Molecular model and its evolution during secondary regeneration of asphalt based on molecular dynamics

With the use of recycled asphalt pavement, numerous recycled pavements will suffer from damages which needs to be regenerated for the second time (i.e. secondary regeneration). The mechanism and impact of secondary regeneration may diverge from those observed during primary regeneration. To study the aging and regeneration mechanism of secondary regenerated asphalt, the molecule models of regenerant and asphalts under different aging states were established through the molecular dynamics (MD). The double-layer diffusion models were constructed to examine the fusion behavior of new and aged asphalts.

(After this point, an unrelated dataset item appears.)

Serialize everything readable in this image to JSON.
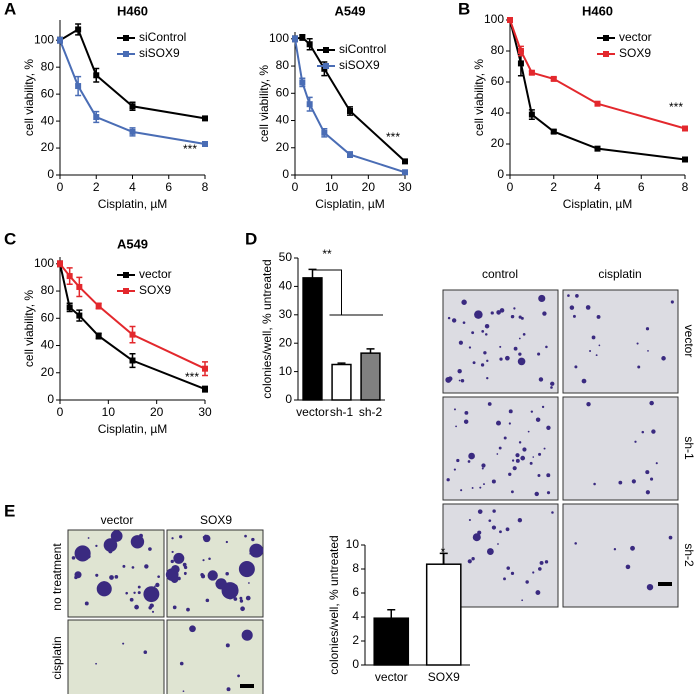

Based on this, the dynamic viscosity, rotational viscosity, bulk modulus, and shear modulus of secondary regenerated asphalt were predicted. The findings indicate that the established molecular models have a strong correlation with real asphalt molecules. During secondary regeneration, the deepening of asphalt aging reduces the fusion velocity and efficiency between aged and new asphalts. The introduction of regenerant can enhance the diffusion velocity between the aged and new asphalts, yet it does not necessarily improve their fusion degree. During the process of secondary regeneration, the shear modulus of secondary aged asphalt can be effectively restored by adding regenerant, but the recovery of dynamic viscosity, rotational viscosity and bulk modulus presents poor trends when compared to the primary regeneration.